Earlier in the season I compared the knee-braced Preston Wilson with a six pack of knee highs and came to the determination that the nylons were the way to go for their durability, usefulness and price. Now, I think I still might go that direction myself because I can't really afford a major league ballblayer right now, but for those teams that can, I think I'll provide a little help if they are looking toward filling needs in center.
The three candidates rumored to being shopped around are P-dub, Mark Kotsay and Mike Cameron.
Preston, age 30 (turns 31 in less than a month), hits for power, plays some D.
His AVG/OBP/SLG right now sits at .262/.324/.493. Cameron this year has shown more power, but Wilson has shown more throughout his career. Wilson has averaged 131 games per season and could be relatively fragile. Wilson's huge salary is probably the biggest influence in keeping teams away from bidding as the Rox don't want to be left paying the tab for a player on another team. According to Baseball Reference Wilson has a career park adjusted OPS+ of 107 (meaning he has hit about 7% better than the average ballplayer throughout his career)
Kotsay is a little more than a year younger at 29, and has a cannon for an arm
Kotsay's got the moxie and seems to be everybody's primary target but Billy Beane is likely to drive a harder bargain than Dan O'Dowd in letting him go. His stats aren't that impressive (.284/.342/.405) and off of what he did last year. Don't let people fool you into thinking that Wilson's a poorer hitter because his stats are inflated by Coors Field. Wilson's poor start when he still had the brace on deflates his projected numbers as much as Coors inflates them now. Still, Kotsay's quite a bit cheaper and has averaged 143 games a season since he's been a regular. BR shows his career bat to be about 3% above average, which isn't bad for a centerfielder.
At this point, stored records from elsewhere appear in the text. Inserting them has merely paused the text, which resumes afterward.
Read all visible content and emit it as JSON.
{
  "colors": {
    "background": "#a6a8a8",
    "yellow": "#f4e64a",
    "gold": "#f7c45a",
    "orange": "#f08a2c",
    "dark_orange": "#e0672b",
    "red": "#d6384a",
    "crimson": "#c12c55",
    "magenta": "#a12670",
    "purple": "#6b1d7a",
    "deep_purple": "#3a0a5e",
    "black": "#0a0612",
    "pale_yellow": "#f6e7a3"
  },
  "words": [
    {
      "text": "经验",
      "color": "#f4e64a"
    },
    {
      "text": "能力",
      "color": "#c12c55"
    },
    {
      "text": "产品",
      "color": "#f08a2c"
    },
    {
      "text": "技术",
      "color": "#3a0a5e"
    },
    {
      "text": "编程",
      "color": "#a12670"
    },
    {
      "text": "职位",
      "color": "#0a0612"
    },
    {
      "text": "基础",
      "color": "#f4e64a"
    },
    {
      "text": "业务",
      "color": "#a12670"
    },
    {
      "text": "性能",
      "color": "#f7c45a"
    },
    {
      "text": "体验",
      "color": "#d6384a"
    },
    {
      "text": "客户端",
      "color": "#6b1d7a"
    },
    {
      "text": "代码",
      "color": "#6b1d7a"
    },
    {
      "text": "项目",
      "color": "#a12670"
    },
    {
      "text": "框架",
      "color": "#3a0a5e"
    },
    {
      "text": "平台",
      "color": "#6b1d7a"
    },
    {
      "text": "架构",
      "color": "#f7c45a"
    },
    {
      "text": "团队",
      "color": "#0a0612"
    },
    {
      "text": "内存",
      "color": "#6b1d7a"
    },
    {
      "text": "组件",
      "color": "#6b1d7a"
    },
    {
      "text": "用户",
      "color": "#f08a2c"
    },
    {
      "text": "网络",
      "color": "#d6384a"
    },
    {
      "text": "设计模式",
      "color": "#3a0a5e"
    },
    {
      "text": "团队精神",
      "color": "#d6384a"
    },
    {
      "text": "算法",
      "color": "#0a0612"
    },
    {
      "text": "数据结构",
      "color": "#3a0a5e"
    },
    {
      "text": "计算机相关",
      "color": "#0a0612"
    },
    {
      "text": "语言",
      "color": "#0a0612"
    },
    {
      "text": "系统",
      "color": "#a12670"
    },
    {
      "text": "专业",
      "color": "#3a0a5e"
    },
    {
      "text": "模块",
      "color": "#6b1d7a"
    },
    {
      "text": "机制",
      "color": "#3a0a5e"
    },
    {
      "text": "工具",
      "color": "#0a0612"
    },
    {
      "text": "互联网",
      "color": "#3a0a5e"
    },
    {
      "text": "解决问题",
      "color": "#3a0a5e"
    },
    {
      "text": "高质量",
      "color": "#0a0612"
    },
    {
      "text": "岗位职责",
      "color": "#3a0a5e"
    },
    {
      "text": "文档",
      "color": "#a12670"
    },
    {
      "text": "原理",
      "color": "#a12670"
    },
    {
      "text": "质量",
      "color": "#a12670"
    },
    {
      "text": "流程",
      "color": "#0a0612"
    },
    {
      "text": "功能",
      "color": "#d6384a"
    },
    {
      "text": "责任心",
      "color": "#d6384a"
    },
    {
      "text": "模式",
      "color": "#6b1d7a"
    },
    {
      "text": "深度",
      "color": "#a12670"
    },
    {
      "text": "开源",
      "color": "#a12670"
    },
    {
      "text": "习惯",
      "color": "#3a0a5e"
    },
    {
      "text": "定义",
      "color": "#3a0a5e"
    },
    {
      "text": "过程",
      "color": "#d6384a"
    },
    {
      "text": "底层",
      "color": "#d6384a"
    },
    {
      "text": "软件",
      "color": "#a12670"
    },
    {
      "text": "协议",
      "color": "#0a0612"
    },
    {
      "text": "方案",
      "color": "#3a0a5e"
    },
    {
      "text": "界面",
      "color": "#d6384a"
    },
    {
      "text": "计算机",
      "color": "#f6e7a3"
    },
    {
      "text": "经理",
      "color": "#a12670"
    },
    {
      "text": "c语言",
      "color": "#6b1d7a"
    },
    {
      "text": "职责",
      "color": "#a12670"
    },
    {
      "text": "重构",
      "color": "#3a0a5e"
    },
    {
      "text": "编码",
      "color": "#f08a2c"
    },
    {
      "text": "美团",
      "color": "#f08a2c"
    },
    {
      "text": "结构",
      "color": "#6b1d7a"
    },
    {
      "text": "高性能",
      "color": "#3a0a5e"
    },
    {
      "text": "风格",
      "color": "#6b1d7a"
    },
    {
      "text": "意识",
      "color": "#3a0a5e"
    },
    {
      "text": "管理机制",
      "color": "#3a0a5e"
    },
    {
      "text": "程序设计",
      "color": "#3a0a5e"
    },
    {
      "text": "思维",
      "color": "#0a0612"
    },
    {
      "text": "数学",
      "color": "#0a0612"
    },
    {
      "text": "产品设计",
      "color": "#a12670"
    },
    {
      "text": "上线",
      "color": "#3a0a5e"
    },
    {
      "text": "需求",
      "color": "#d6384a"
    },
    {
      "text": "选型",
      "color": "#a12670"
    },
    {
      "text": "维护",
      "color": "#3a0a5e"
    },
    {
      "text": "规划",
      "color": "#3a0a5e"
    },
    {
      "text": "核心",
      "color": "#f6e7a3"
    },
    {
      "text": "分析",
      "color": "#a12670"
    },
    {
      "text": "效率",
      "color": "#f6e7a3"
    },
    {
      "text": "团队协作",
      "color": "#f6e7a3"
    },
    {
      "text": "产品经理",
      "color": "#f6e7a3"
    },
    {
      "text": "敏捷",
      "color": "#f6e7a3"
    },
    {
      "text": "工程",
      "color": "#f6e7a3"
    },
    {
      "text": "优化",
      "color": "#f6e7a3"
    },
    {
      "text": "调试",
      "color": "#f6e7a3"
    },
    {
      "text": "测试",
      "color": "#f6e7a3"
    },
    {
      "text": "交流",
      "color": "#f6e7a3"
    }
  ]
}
Mike Cameron is the oldest of the bunch, about six months older than Wilson in fact, but I don't know why people bring up age as at this point the three are close enough together and far enough past their primes that it makes little difference. Cameron has averaged 144 games per season but because of recent injury trouble and his age, it's suggested that he may be as fragile as Wilson, but like I said, I think all three carry a bit more injury risk than, say a twenty-five year old. I know this doesn't matter to you and me, but baseball execs seem to care about the following: Cameron is the only one of the three to have playoff experience, even though he wasn't all that effective. Cameron's career shows him to have an OPS+ of 105, and yet this year he's playing like he really cares for some reason with a line of .298/.399/.536. Way to drive your trade value up, Cam. Anyway, he's also the cheapest of the three, but the Mets are trying to meet a lot of needs with him (being in a playoff run themselves) and might be asking for too much in return.